Early Data after HelloRetryRequest

[hannestschofenig]

Section 4.1.2 says that "Early data is not permitted after HelloRetryRequest."

In TLS the use of the HRR is a rare occurrence since it is really only used when the server finds an acceptable set of parameters but the ClientHello does not contain sufficient information to proceed with the handshake. For example, the client does not provide a key_share appropriate for the use by the server.

In DTLS, however, the use of a HelloRetryRequest will be more common since it replaces the return routability check. Hence, when a HRR is sent the resulting exchange leads to two round trips before the client can send application data. With the use of early data following the HRR message the client cut down the exchange to one round trip.

The TLS specification does not give a justification why this constraint has been added.

It is possible to relax this requirement in the DTLS 1.3 specification where the scenario is problemantic or to also address it in the TLS 1.3 spec.

PS: Thanks to Mark Dunn in his review https://www.ietf.org/mail-archive/web/tls/current/msg22947.html for making this observation.

[martinthomson]

It is possible to relax the requirement in DTLS 1.3 (in which case, this issue moves over there). However, I think that it might be an optimization and complication we can avoid.

In practice, implementing two bites at 0-RTT is difficult, especially for DTLS. If both initial ClientHello and second ClientHello are followed by early data, then you have two lots of early data with different keys and the same epoch. That's sort-of OK because the datagrams you don't want get discarded when they don't decrypt, but it is messy. There is also a bunch of logic that is simplified by only having one attempt at sending early data.

The technique that QUIC uses here is to bind source address validation into the session ticket. If you do that, and conditions haven't changed very much, you can avoid sending an HRR for address validation sometimes. And if the primary reason for doing address validation is amplification attack, early data actually reduces the problem by giving the server lots more inbound data: more inbound data allows the server to send more data in response without worrying about an increased amplification factor.

The other reason you send HRR is to avoid commitment of processing resources based on unvalidated traffic. In that case, you shouldn't accept 0-RTT.

[hannestschofenig]

I was actually thinking about doing a normal ClientHello, which will result in the HRR exchange. Then, the client uses a 0-RTT exchange. So, there wouldn't be two early data payloads send around. I agree that would be ugly.

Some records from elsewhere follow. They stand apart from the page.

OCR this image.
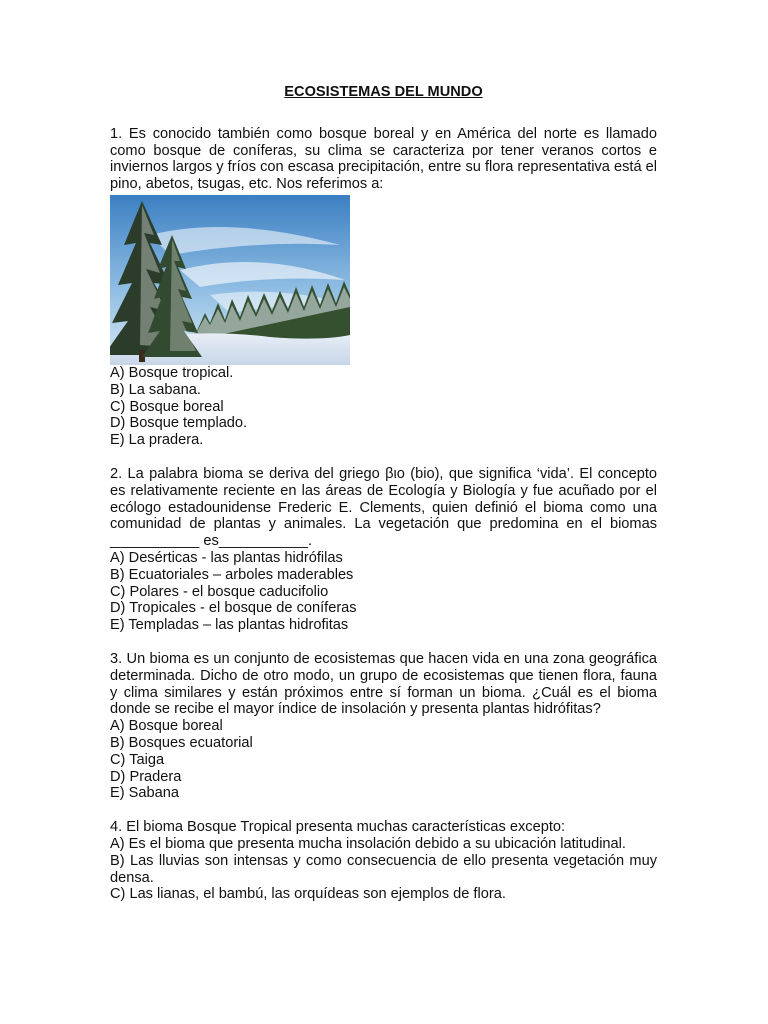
ECOSISTEMAS DEL MUNDO

1. Es conocido también como bosque boreal y en América del norte es llamado como bosque de coníferas, su clima se caracteriza por tener veranos cortos e inviernos largos y fríos con escasa precipitación, entre su flora representativa está el pino, abetos, tsugas, etc. Nos referimos a:

A) Bosque tropical.
B) La sabana.
C) Bosque boreal
D) Bosque templado.
E) La pradera.

2. La palabra bioma se deriva del griego βιο (bio), que significa ‘vida’. El concepto es relativamente reciente en las áreas de Ecología y Biología y fue acuñado por el ecólogo estadounidense Frederic E. Clements, quien definió el bioma como una comunidad de plantas y animales. La vegetación que predomina en el biomas ___________ es___________.

A) Desérticas - las plantas hidrófilas
B) Ecuatoriales – arboles maderables
C) Polares - el bosque caducifolio
D) Tropicales - el bosque de coníferas
E) Templadas – las plantas hidrofitas

3. Un bioma es un conjunto de ecosistemas que hacen vida en una zona geográfica determinada. Dicho de otro modo, un grupo de ecosistemas que tienen flora, fauna y clima similares y están próximos entre sí forman un bioma. ¿Cuál es el bioma donde se recibe el mayor índice de insolación y presenta plantas hidrófitas?

A) Bosque boreal
B) Bosques ecuatorial
C) Taiga
D) Pradera
E) Sabana

4. El bioma Bosque Tropical presenta muchas características excepto:

A) Es el bioma que presenta mucha insolación debido a su ubicación latitudinal.
B) Las lluvias son intensas y como consecuencia de ello presenta vegetación muy densa.
C) Las lianas, el bambú, las orquídeas son ejemplos de flora.
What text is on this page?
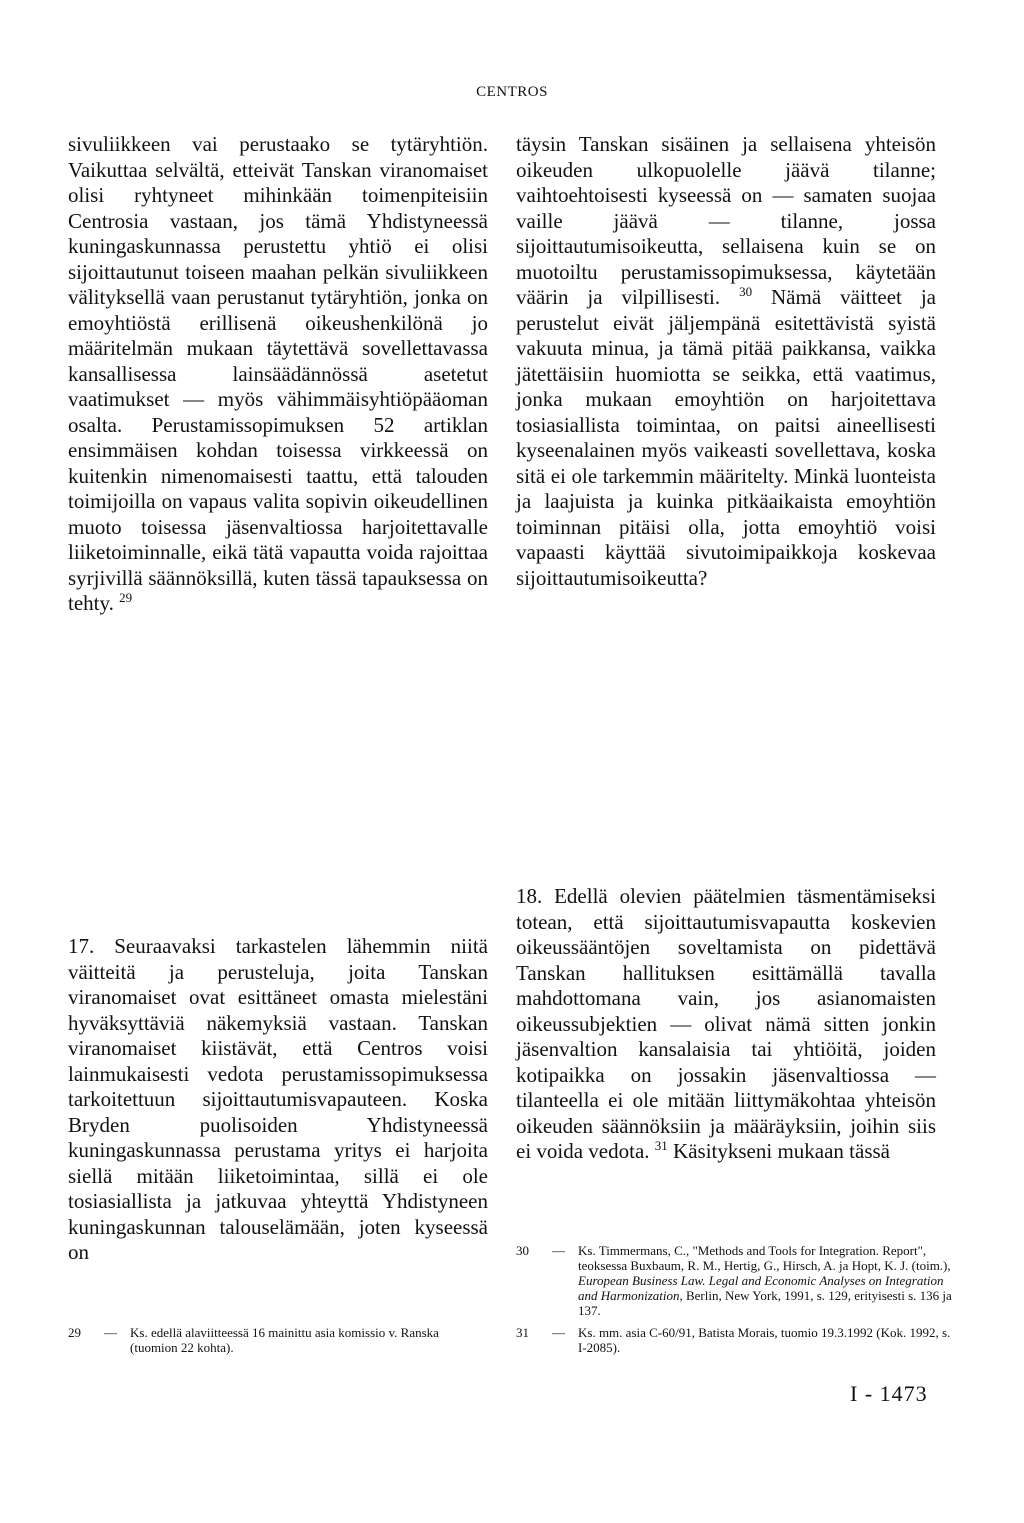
CENTROS

sivuliikkeen vai perustaako se tytäryhtiön. Vaikuttaa selvältä, etteivät Tanskan viranomaiset olisi ryhtyneet mihinkään toimenpiteisiin Centrosia vastaan, jos tämä Yhdistyneessä kuningaskunnassa perustettu yhtiö ei olisi sijoittautunut toiseen maahan pelkän sivuliikkeen välityksellä vaan perustanut tytäryhtiön, jonka on emoyhtiöstä erillisenä oikeushenkilönä jo määritelmän mukaan täytettävä sovellettavassa kansallisessa lainsäädännössä asetetut vaatimukset — myös vähimmäisyhtiöpääoman osalta. Perustamissopimuksen 52 artiklan ensimmäisen kohdan toisessa virkkeessä on kuitenkin nimenomaisesti taattu, että talouden toimijoilla on vapaus valita sopivin oikeudellinen muoto toisessa jäsenvaltiossa harjoitettavalle liiketoiminnalle, eikä tätä vapautta voida rajoittaa syrjivillä säännöksillä, kuten tässä tapauksessa on tehty. $^{29}$

täysin Tanskan sisäinen ja sellaisena yhteisön oikeuden ulkopuolelle jäävä tilanne; vaihtoehtoisesti kyseessä on — samaten suojaa vaille jäävä — tilanne, jossa sijoittautumisoikeutta, sellaisena kuin se on muotoiltu perustamissopimuksessa, käytetään väärin ja vilpillisesti. $^{30}$ Nämä väitteet ja perustelut eivät jäljempänä esitettävistä syistä vakuuta minua, ja tämä pitää paikkansa, vaikka jätettäisiin huomiotta se seikka, että vaatimus, jonka mukaan emoyhtiön on harjoitettava tosiasiallista toimintaa, on paitsi aineellisesti kyseenalainen myös vaikeasti sovellettava, koska sitä ei ole tarkemmin määritelty. Minkä luonteista ja laajuista ja kuinka pitkäaikaista emoyhtiön toiminnan pitäisi olla, jotta emoyhtiö voisi vapaasti käyttää sivutoimipaikkoja koskevaa sijoittautumisoikeutta?

17. Seuraavaksi tarkastelen lähemmin niitä väitteitä ja perusteluja, joita Tanskan viranomaiset ovat esittäneet omasta mielestäni hyväksyttäviä näkemyksiä vastaan. Tanskan viranomaiset kiistävät, että Centros voisi lainmukaisesti vedota perustamissopimuksessa tarkoitettuun sijoittautumisvapauteen. Koska Bryden puolisoiden Yhdistyneessä kuningaskunnassa perustama yritys ei harjoita siellä mitään liiketoimintaa, sillä ei ole tosiasiallista ja jatkuvaa yhteyttä Yhdistyneen kuningaskunnan talouselämään, joten kyseessä on

18. Edellä olevien päätelmien täsmentämiseksi totean, että sijoittautumisvapautta koskevien oikeussääntöjen soveltamista on pidettävä Tanskan hallituksen esittämällä tavalla mahdottomana vain, jos asianomaisten oikeussubjektien — olivat nämä sitten jonkin jäsenvaltion kansalaisia tai yhtiöitä, joiden kotipaikka on jossakin jäsenvaltiossa — tilanteella ei ole mitään liittymäkohtaa yhteisön oikeuden säännöksiin ja määräyksiin, joihin siis ei voida vedota. $^{31}$ Käsitykseni mukaan tässä

29	—	Ks. edellä alaviitteessä 16 mainittu asia komissio v. Ranska (tuomion 22 kohta).
30	—	Ks. Timmermans, C., "Methods and Tools for Integration. Report", teoksessa Buxbaum, R. M., Hertig, G., Hirsch, A. ja Hopt, K. J. (toim.), European Business Law. Legal and Economic Analyses on Integration and Harmonization, Berlin, New York, 1991, s. 129, erityisesti s. 136 ja 137.
31	—	Ks. mm. asia C-60/91, Batista Morais, tuomio 19.3.1992 (Kok. 1992, s. I-2085).
I - 1473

But you raise an interesting point: The HRR was really designed for TLS and does not necessarily focus on the return-routability check concept (which can even be seen from the description in Section 4.1.4).

Since the HRR message will be quite common for connectionless transports and the client and server are most likely aware of groups the two peers support I am wondering whether we could design the following exchange in DTLS 1.3 to avoid sending key shares and other information twice. The return-routability extension is an extension that hints to the server that the initial ClientHello is really only used for return-routability checking.

     Client                                               Server

     ClientHello
     + return-routability             -------->
                                      <--------         HelloRetryRequest
                                                        + cookie

Then, with the second ClientHello the client provides all the necessary information to proceed with the exchange.

     ClientHello
     + supported_groups
     + signature_algorithms
     + cookie
     + key_share             -------->

How does that sound?

[martinthomson]

I've proposed using cookie for return routeability. No need for anything more complicated.

[hannestschofenig]

The cookie for return-routability is fine. The problem is only that you are essentially in DTLS sending data twice, once with the initial ClientHello and then again with the retransmitted ClientHello that is sent in response to the HRR from the server.

Do you see my problem?

[martinthomson]

The cost of constructing a ClientHello in that case isn't that high, and the size of the message isn't too bad either. The biggest costs you can avoid by not including key shares. The handshake requires that you provide PSK binders, but the cost of calculating and sending that isn't so high.

[hannestschofenig]

There are two issues:

First, a device that starts with a public key based authentication in DTLS will have to send the parameters twice. Useless data transmission for no good purpose.

Second, TLS 1.3 currently does not allow a client to allow a 0-RTT exchange following an HRR.

For devices that use DTLS 1.3 that's not a good situation considering that some of the radio technologies have very small MTU sizes, see https://tools.ietf.org/html/draft-ietf-lpwan-overview-01

[ekr]

I'm not following the concern here: you can only provide 0-RTT when you have a PSK, in which case the PSK label should contain whatever authenticator you need for the return routability check. Obviously, you could be mobile and want to retroactively bless the data you sent in 0-RTT but that seems like an edge case. I'd rather fix this by revising the DTLS advice to say that you probably don't need the cookie exchange if you are doing PSK and stuff an address token in the label. Note that this will also improve DTLS performance.